Only two cities — Brigham City and Helper — and Hill Air Force Base add fluoride to their water supplies.

Although fluoridation fans have 50 years of research and the medical establishment on their side touting fluoride as safe and effective, foes claim science soon will prove what they have been arguing for years: that fluoride added to the water supply is a poison that can cause brittle bones and increased lead levels in children’s blood.

Fluoridation opponents also contend that naturally occurring fluoride, like that found in Cornish, is not the same as the fluoride blended into water supplies.

Most fluoridated communities add the basic element in the form of silicofluorides, which opponents say makes it more toxic. Chemists counter that it makes no difference how the fluoride is delivered.

“Your body doesn’t know the difference,” says Karen Zinner, a data analyst who has worked for the state Health Department’s oral-health program for nearly 20 years. Just as the body doesn’t know whether it gets nutrients from vegetables or vitamin pills, it doesn’t know the source of the fluoride, she says.

The U.S. Public Health Service considers the optimum fluoridation rate to be 0.7 to 1.2 parts of fluoride to 1 million parts of water. But any water system with at least 0.6 is considered fluoridated, Zinner says.

The most recent test — in 1997 — showed Cornish’s water supply with a fluoridation rate of 1 part per million, according to Zinner. Another test is due this year.

There is no way to predict what areas will have the proper levels of natural fluoride, although well water is more likely than spring water to be fluoridated and places with volcanic rock are more likely to leach fluoride into the water supply, Zinner says.

McKnight — whose two sons, ages 15 and 21, and daughter, 18, have just one cavity each — says the family dentist is amazed at the strength of her children’s teeth.

“My 15-year-old eats that chewy candy crap and doesn’t brush. He [the dentist] was truly amazed,” she says.

McKnight was chagrined at her first cavity, discovered when she was pregnant at age 21, and her second with a later pregnancy.

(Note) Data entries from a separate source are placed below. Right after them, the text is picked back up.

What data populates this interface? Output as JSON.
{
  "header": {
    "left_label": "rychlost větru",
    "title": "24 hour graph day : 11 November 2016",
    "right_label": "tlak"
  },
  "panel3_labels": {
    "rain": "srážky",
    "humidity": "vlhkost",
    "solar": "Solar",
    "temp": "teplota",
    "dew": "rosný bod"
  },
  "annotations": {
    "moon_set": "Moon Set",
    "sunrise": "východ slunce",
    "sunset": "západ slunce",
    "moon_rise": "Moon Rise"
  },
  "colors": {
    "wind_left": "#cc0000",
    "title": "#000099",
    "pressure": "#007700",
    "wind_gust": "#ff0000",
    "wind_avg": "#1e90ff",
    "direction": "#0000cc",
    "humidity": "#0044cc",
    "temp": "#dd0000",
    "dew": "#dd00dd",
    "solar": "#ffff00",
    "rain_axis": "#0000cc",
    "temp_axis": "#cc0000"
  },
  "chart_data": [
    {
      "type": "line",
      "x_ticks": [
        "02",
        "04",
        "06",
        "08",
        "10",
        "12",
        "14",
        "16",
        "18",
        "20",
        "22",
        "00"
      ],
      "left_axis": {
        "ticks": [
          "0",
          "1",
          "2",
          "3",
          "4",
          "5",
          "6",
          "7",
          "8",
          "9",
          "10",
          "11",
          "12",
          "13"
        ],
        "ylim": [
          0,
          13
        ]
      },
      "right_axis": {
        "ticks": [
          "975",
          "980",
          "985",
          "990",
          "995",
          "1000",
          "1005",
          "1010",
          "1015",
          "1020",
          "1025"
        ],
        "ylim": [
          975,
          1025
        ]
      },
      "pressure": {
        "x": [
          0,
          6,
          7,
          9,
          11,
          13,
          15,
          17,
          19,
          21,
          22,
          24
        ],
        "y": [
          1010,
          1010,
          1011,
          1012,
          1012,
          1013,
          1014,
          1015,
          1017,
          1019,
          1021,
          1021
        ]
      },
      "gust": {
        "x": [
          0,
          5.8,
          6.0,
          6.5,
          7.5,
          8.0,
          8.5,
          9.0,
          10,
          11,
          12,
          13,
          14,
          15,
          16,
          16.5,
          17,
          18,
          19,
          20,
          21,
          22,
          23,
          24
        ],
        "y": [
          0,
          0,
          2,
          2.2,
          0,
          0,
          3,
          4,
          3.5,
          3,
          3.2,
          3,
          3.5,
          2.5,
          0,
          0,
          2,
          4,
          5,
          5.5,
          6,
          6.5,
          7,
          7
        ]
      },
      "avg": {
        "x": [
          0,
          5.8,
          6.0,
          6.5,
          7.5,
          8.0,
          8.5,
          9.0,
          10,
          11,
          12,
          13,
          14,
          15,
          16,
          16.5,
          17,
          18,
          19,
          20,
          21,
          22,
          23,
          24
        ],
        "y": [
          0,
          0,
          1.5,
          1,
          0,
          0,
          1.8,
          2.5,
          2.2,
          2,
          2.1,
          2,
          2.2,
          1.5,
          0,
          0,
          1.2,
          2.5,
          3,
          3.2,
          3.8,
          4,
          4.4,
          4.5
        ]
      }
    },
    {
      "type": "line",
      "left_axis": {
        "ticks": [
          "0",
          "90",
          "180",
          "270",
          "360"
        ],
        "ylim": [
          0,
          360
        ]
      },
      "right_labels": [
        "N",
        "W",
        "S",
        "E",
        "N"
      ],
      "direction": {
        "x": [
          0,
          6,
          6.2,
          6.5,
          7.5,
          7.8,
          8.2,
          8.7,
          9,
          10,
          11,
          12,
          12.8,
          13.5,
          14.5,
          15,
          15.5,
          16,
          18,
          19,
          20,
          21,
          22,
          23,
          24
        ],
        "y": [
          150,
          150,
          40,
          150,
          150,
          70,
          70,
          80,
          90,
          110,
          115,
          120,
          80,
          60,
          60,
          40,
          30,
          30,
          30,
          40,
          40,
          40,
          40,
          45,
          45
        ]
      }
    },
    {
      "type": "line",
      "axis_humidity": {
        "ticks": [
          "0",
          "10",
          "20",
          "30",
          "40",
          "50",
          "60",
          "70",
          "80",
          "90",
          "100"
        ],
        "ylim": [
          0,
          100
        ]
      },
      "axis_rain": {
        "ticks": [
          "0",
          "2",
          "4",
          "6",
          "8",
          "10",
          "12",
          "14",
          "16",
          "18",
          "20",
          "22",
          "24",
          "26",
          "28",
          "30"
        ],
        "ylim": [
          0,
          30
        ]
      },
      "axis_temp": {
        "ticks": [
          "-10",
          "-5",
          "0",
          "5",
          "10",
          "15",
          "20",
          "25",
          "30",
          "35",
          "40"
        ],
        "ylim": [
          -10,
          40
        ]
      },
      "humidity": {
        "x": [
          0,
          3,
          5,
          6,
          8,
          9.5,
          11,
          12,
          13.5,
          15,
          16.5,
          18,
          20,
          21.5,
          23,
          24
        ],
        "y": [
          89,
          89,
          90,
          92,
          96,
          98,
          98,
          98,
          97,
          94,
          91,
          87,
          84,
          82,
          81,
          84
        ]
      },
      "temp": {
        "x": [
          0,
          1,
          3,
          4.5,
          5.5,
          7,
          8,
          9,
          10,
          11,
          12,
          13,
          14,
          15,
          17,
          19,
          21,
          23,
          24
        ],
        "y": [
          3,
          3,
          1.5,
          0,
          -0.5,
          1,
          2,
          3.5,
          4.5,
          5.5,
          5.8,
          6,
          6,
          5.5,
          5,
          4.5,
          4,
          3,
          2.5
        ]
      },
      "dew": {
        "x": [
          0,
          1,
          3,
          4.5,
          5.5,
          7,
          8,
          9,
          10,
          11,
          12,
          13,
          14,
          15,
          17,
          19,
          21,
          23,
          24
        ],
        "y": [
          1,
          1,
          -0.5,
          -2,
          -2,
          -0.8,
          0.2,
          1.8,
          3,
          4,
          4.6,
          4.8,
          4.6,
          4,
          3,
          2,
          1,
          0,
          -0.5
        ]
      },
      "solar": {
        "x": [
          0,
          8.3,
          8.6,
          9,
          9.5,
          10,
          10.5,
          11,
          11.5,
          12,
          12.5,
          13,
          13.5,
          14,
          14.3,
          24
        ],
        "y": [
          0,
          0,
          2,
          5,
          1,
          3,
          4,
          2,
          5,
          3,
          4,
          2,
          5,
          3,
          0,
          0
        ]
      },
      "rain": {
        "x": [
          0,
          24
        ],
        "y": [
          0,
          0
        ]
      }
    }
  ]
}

Her doctor explained it is common for pregnant women to develop cavities because calcium is going to the developing baby.

“My dentist says I probably won’t have any more [cavities] if I floss every day for the rest of my life,” McKnight says.

Larry Pitcher, the Cornish mayor’s cousin, also has tough teeth, which he attributes to being a devout milk drinker. And he is not so sure that genetics isn’t a bigger factor than fluoride. His wife has poor teeth, and so does one son, even though he was reared on Cornish water.

“Fluoridation helps, but I don’t know that it’s all it’s cracked up to be,” Larry Pitcher says.